次に、労働基準法では、業務上の災害によって労働者が傷病にかかり、休業した場合、使用者に次の二つの義務を課しています。

①療養補償、休業補償および障害補償等の補償を行うこと(労働基準法第75~77条)
②年次有給休暇の付与に当たっての出勤率の算定に際し、出勤したものとして取り扱うこと(労働基準法第39条8項)

このうち、①の補償義務については、労災保険が、その補償の範囲において補償を行うので、使用者の補償義務が免責されます。
つまり、労働者が業務上の災害のため休業する期間中は、労災保険が労働者への補償を代わりに行ってくれるので、使用者はその間の賃金を必ずしも支払わなくてもいいということになります(ただし、被災当日から3日間は、労災保険の待期期間となることから、その期間については使用者が補償義務を負うことになっています)。

2.業務上傷病による休業期間中の賞与支払い義務の存否

業務上の災害によって労働者が傷病にかかり休業した場合に、使用者に義務付けられている事項は前述の二つであり、賞与支払い義務までは課されていません。

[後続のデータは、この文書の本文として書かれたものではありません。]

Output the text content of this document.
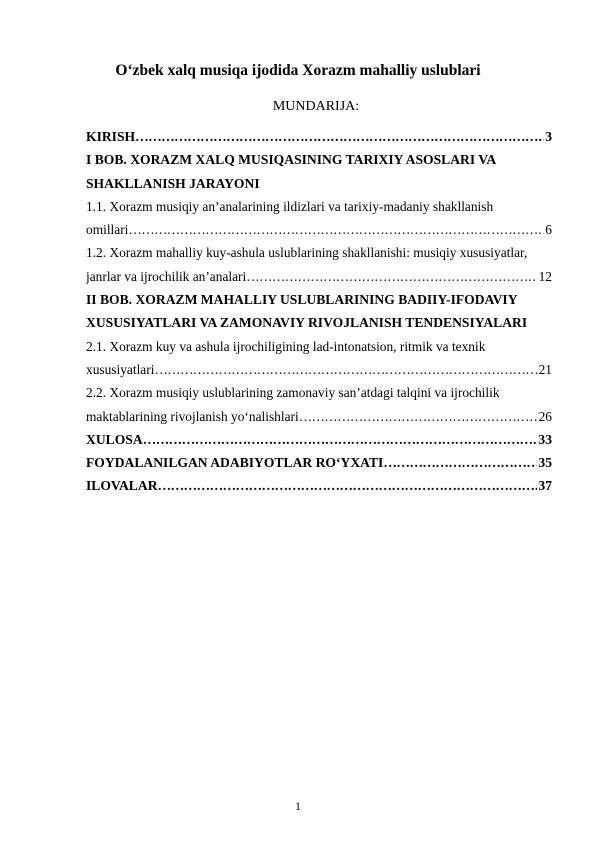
O‘zbek xalq musiqa ijodida Xorazm mahalliy uslublari
MUNDARIJA:
KIRISH ……………………………………………………………………………………………………………………………………………………………………………………………………	3
I BOB. XORAZM XALQ MUSIQASINING TARIXIY ASOSLARI VA
SHAKLLANISH JARAYONI
1.1. Xorazm musiqiy an’analarining ildizlari va tarixiy-madaniy shakllanish
omillari ……………………………………………………………………………………………………………………………………………………………………………………………………	6
1.2. Xorazm mahalliy kuy-ashula uslublarining shakllanishi: musiqiy xususiyatlar,
janrlar va ijrochilik an’analari ……………………………………………………………………………………………………………………………………………………………………………………………………	12
II BOB. XORAZM MAHALLIY USLUBLARINING BADIIY-IFODAVIY
XUSUSIYATLARI VA ZAMONAVIY RIVOJLANISH TENDENSIYALARI
2.1. Xorazm kuy va ashula ijrochiligining lad-intonatsion, ritmik va texnik
xususiyatlari ……………………………………………………………………………………………………………………………………………………………………………………………………	21
2.2. Xorazm musiqiy uslublarining zamonaviy san’atdagi talqini va ijrochilik
maktablarining rivojlanish yo‘nalishlari ……………………………………………………………………………………………………………………………………………………………………………………………………	26
XULOSA ……………………………………………………………………………………………………………………………………………………………………………………………………	33
FOYDALANILGAN ADABIYOTLAR RO‘YXATI ……………………………………………………………………………………………………………………………………………………………………………………………………	35
ILOVALAR ……………………………………………………………………………………………………………………………………………………………………………………………………	37
1
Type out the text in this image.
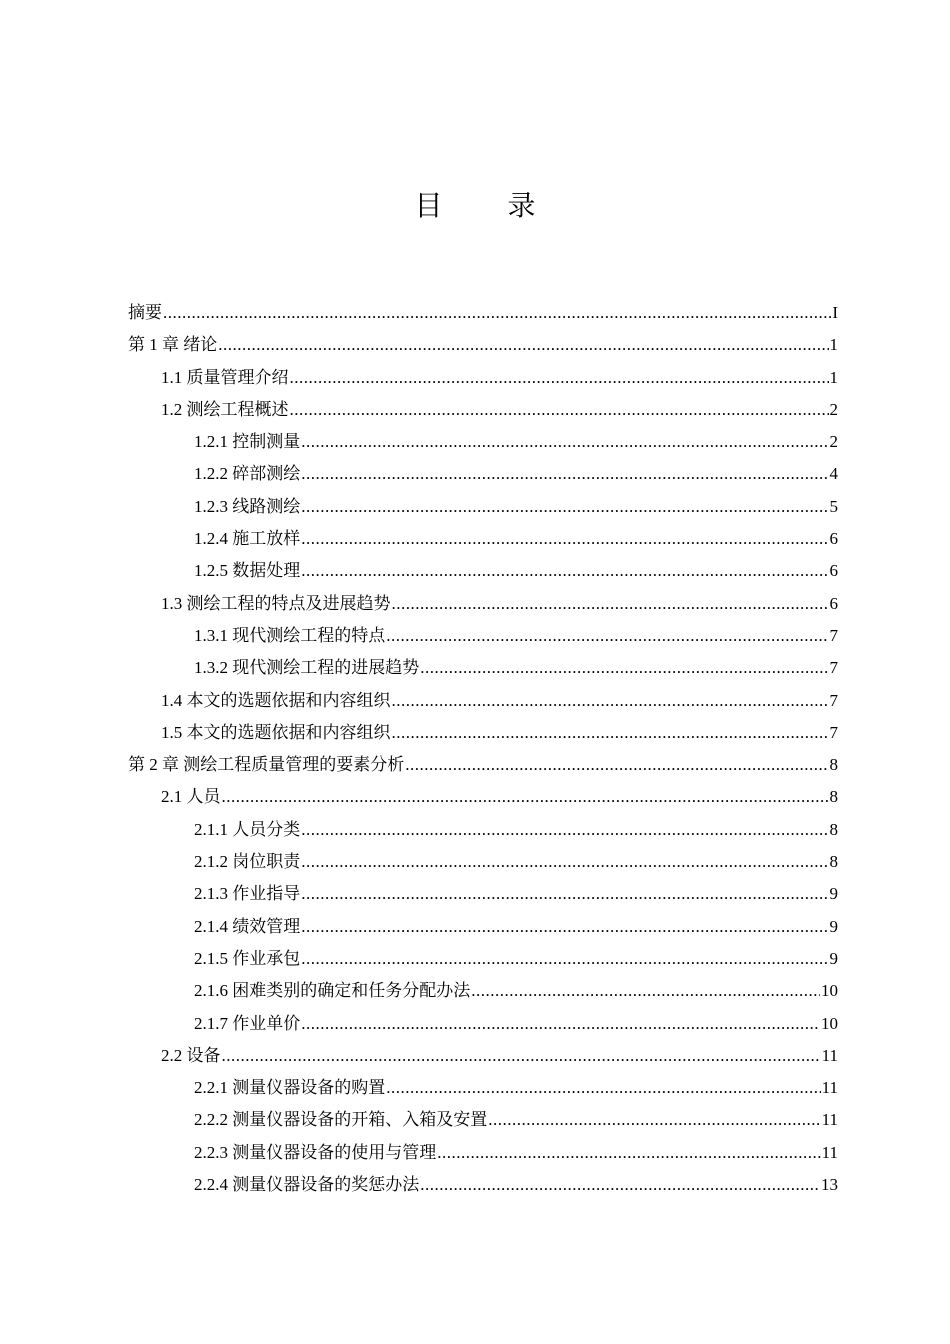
目 录
摘要 .....	I
第 1 章 绪论 .....	1
1.1 质量管理介绍 .....	1
1.2 测绘工程概述 .....	2
1.2.1 控制测量 .....	2
1.2.2 碎部测绘 .....	4
1.2.3 线路测绘 .....	5
1.2.4 施工放样 .....	6
1.2.5 数据处理 .....	6
1.3 测绘工程的特点及进展趋势 .....	6
1.3.1 现代测绘工程的特点 .....	7
1.3.2 现代测绘工程的进展趋势 .....	7
1.4 本文的选题依据和内容组织 .....	7
1.5 本文的选题依据和内容组织 .....	7
第 2 章 测绘工程质量管理的要素分析 .....	8
2.1 人员 .....	8
2.1.1 人员分类 .....	8
2.1.2 岗位职责 .....	8
2.1.3 作业指导 .....	9
2.1.4 绩效管理 .....	9
2.1.5 作业承包 .....	9
2.1.6 困难类别的确定和任务分配办法 .....	10
2.1.7 作业单价 .....	10
2.2 设备 .....	11
2.2.1 测量仪器设备的购置 .....	11
2.2.2 测量仪器设备的开箱、入箱及安置 .....	11
2.2.3 测量仪器设备的使用与管理 .....	11
2.2.4 测量仪器设备的奖惩办法 .....	13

よって、業務上災害により休業している社員に対して、賞与を支払うのか支払わないのかは、使用者が自由に決めることができると解されます。
しかし、業務上の災害による傷病によって休業を余儀なくされている場合は、いわゆる私傷病欠勤や休職とは異なるとも考えられることから、全期間を「欠勤扱い」とはせずに、一定の基準を設けて賞与を支払う企業もあります。

労災保険における休業補償給付は平均賃金の60%、特別支給金が20%支給されるものの、実際に労働者に支給されるのが、平均賃金の80%相当額であることなども考えれば、私傷病欠勤や休職などと同様に取り扱うことはいささか酷であるとも考えられます。このような場合の取り扱いについても労使で話し合い、決定することが望ましいといえます。